Чакра Фролова
Шрифт:
«Час от часу не легче, – подумал Криницын. – Грузовики какие-то здесь ездили. Наши, чужие, кто тут разберет».
– Ладно, Шерлок Холмс…
– Чего? – насторожился Захарченко.
– Я говорю, бросай землю нюхать. Дело есть.
– Слушаю, товарищ майор.
– Мы пока здесь привал устроим, а ты отправишься снова в Невидово на разведку.
– Так меня ж уже видели там, – удивился Захарченко.
– Кто видел? Дед один? Да я понимаю… Но и выбора у меня нет. Своих солдат я как облупленных знаю. Но их у меня всего ничего осталось. А у Мухи вон, сплошь желторотые. А ты – парень юркий, толковый. Кого ж мне еще посылать?
– Спасибо за доверие! – рявкнул Захарченко, вытянувшись в струну.

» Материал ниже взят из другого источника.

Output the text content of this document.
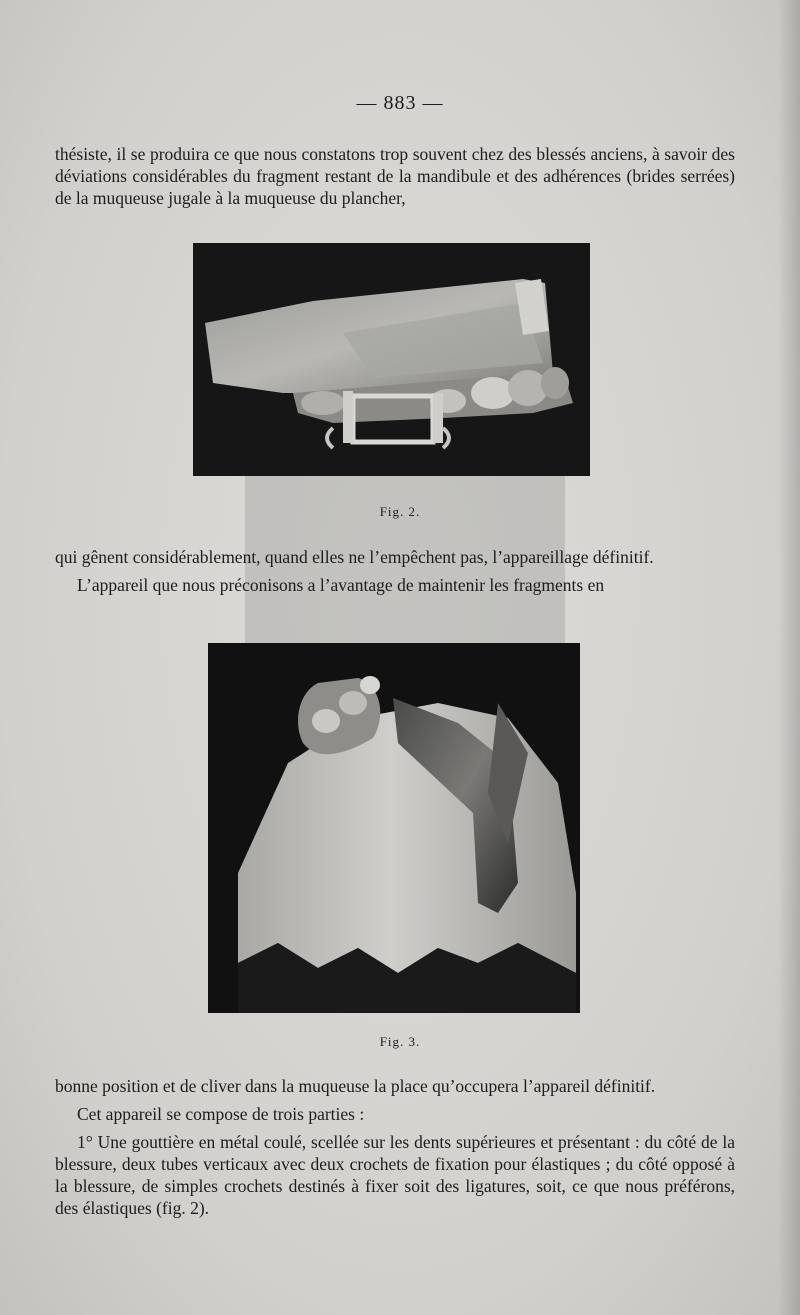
— 883 —

thésiste, il se produira ce que nous constatons trop souvent chez des blessés anciens, à savoir des déviations considérables du fragment restant de la mandibule et des adhérences (brides serrées) de la muqueuse jugale à la muqueuse du plancher,

Fig. 2.

qui gênent considérablement, quand elles ne l’empêchent pas, l’appareillage définitif.

L’appareil que nous préconisons a l’avantage de maintenir les fragments en

Fig. 3.

bonne position et de cliver dans la muqueuse la place qu’occupera l’appareil définitif.

Cet appareil se compose de trois parties :

1° Une gouttière en métal coulé, scellée sur les dents supérieures et présentant : du côté de la blessure, deux tubes verticaux avec deux crochets de fixation pour élastiques ; du côté opposé à la blessure, de simples crochets destinés à fixer soit des ligatures, soit, ce que nous préférons, des élastiques (fig. 2).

– Ладно, ладно. В общем, поглядишь, что и как, вернешься, доложишь. Только смотри – ничего не взрывай. Только давай-ка мы тебя в гражданку переоденем. На всякий пожарный. А ну-ка пошли со мной.
Вскоре Захарченко переодели в гражданскую одежду, которую нашли по дороге в Невидово – видимо, кто-то из беженцев в спешке обронил узелок. Правда, она тут же треснула по швам, что было удивительно, учитывая скромную комплекцию Захарченко. Но, видимо, беженец был совсем хлипким.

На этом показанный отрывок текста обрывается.